It's proven. Men are assholes.
In select literature, anyway.
If the title got you livid with fury and positively panting with anger, ready to volley back a stream of insults ranging from hokkien (chao cheebye!) all the way to French (Merde!), well, it certainly served its function and gotten your attention, hadn't it?
Take A Thousand and One Arabian Nights. The emperor/king/potentate/(insert whatever glorious mandate of heaven title here) was apparently cheated on by his first wife, so now he decides to marry a new virgin girl every day, and send her to be beheaded the next day.
I wonder how their population fared, with such a king. No doubt it must be an aging population like Singapore, and the equation: emperor marries vigin girls + chastity the most important thing in a girl + men without wives = no wives to marry cos emperor beheads them = no sex = no procreation of children = population rate goes down.
Well, it's supposed to be a story, but I'll go on anyhoo because it pleases me to do so. Shut up about Mr Darcy, he was a right old asshole from the start, I don't care if his intentions are pure. Go to your crappy rom-com movies and stop whining, romantics.
So anyway, where was I? Ah yes, declining population rate. Mr emperor has killed three thousand women by the time he was introduced to the heroine, Scheherazade. (Damn, her name is hard to spell).
Against her father's protestations, Scheherazade volunteered to spend one night with the King. Once in the King's chambers, Scheherazade asked if she might bid one last farewell to her beloved sister, Dinazade, who had secretly been prepared to ask Scheherazade to tell a story during the long night. The King lay awake and listened with awe as Scheherazade told her first story. The night whiled away, and Scheherazade stopped in the middle of the story. The King asked her to finish, but Scheherazade said there was not time, as dawn was breaking. So, the King spared her life for one day to finish the story the next night.
The above paragraph was copied from Wikipedia because my palms are sweating from gosh knows what and I didn't feel like typing, aside from bitching. Okay, so Scheherazade continues this pattern for a thousand and one nights, whereupon her stories run out and guess what? The king spares her life.
No, I'm not incredulous about this. I am merely incredulous about...
Did I mention that the dear olde king fell in love with her and she had borne him THREE sons?

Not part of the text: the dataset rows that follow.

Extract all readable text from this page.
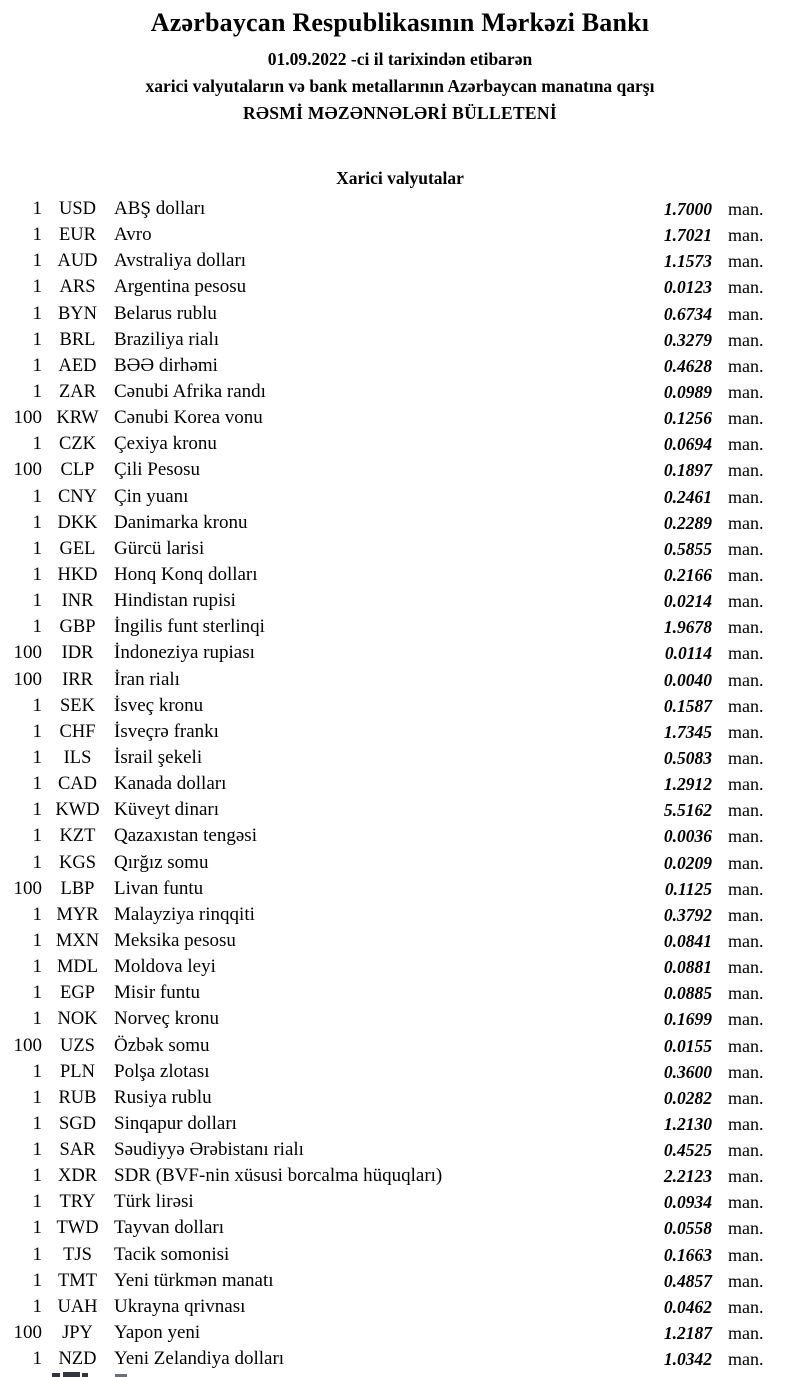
Azərbaycan Respublikasının Mərkəzi Bankı
01.09.2022 -ci il tarixindən etibarən
xarici valyutaların və bank metallarının Azərbaycan manatına qarşı
RƏSMİ MƏZƏNNƏLƏRİ BÜLLETENİ
Xarici valyutalar
1 USD ABŞ dolları	1.7000 man.
1 EUR Avro	1.7021 man.
1 AUD Avstraliya dolları	1.1573 man.
1 ARS Argentina pesosu	0.0123 man.
1 BYN Belarus rublu	0.6734 man.
1 BRL Braziliya rialı	0.3279 man.
1 AED BƏƏ dirhəmi	0.4628 man.
1 ZAR Cənubi Afrika randı	0.0989 man.
100 KRW Cənubi Korea vonu	0.1256 man.
1 CZK Çexiya kronu	0.0694 man.
100	CLP	Çili Pesosu	0.1897 man.
1 CNY Çin yuanı	0.2461 man.
1 DKK Danimarka kronu	0.2289 man.
1 GEL Gürcü larisi	0.5855 man.
1 HKD Honq Konq dolları	0.2166 man.
1	INR	Hindistan rupisi	0.0214 man.
1 GBP İngilis funt sterlinqi	1.9678 man.
100	IDR	İndoneziya rupiası	0.0114 man.
100	IRR	İran rialı	0.0040 man.
1 SEK	İsveç kronu	0.1587 man.
1 CHF İsveçrə frankı	1.7345 man.
1	ILS	İsrail şekeli	0.5083 man.
1 CAD Kanada dolları	1.2912 man.
1 KWD Küveyt dinarı	5.5162 man.
1 KZT Qazaxıstan tengəsi	0.0036 man.
1 KGS Qırğız somu	0.0209 man.
100	LBP	Livan funtu	0.1125 man.
1 MYR Malayziya rinqqiti	0.3792 man.
1 MXN Meksika pesosu	0.0841 man.
1 MDL Moldova leyi	0.0881 man.
1 EGP	Misir funtu	0.0885 man.
1 NOK Norveç kronu	0.1699 man.
100 UZS	Özbək somu	0.0155 man.
1 PLN	Polşa zlotası	0.3600 man.
1 RUB Rusiya rublu	0.0282 man.
1 SGD Sinqapur dolları	1.2130 man.
1 SAR Səudiyyə Ərəbistanı rialı	0.4525 man.
1 XDR SDR (BVF-nin xüsusi borcalma hüquqları)	2.2123 man.
1 TRY Türk lirəsi	0.0934 man.
1 TWD Tayvan dolları	0.0558 man.
1	TJS	Tacik somonisi	0.1663 man.
1 TMT Yeni türkmən manatı	0.4857 man.
1 UAH Ukrayna qrivnası	0.0462 man.
100	JPY	Yapon yeni	1.2187 man.
1 NZD Yeni Zelandiya dolları	1.0342 man.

This is impossible in itself, based on logic. Let's do the Math:
1001 / (365 1/4) = 2.7405 years
He spends two years listening to her, and BAM! He decides he's in love with her, although previously he has not demonstrated the same patience with other girls, being the lustful arse he is?
Three sons, right?
Gestation period: 9 months.
9*3 = 27 months
Total number of months he's known her for: 2.7405 * 12 = 32.88706 months.
Assuming he has sex with her immediately after she gives birth, 32.88706 - 27 = 5.8870 months.
So he lounges about for 5 months, hurt and abused just to listen to her stories at night? Previously he took VIRGIN girls (hmm I wonder what for, why not behead them immediately? Perhaps to take advantage of the wedding night?) and beheaded them the next day, and assuming he's a loose, lustful arse who gets it on with a girl for 3000 nights (8.21 years! Enough to form a permanent habit!) he drops everything for her during the five months when he is deprived of what he is used to?
The stories better be hellaluva interesting.
Supposedly he listens to a thousand and one stories, one each night. What about the days Scheherazade has to give birth? I doubt surgery or numbing medicine was available those days. And during the act? A more realistic depiction, instead of him eagerly listening to the stories like an attention-starved boy would be "Damn it, woman! I'm trying to have sex here and all you do is jabber on! Shut up about the damn stories for once!"
Either he's an insensitive prick, or has terrible technique;or she has excellent control. Not to squirm or scream or moan (well, there has to be a reason why people have sex right? Because it probably feels good. Just like how people take drugs. Because it feels good) and continuing her story in a well-measured voice.
I supposed after giving birth one would be tired as hell. She still has the energy to continue the story? Wow. Zhen pei fu.
My point is, the stories are unrealistic. There.
Yes. The title has no relation at all to the topic at hand. Boo hoo for those who are looking for an argument.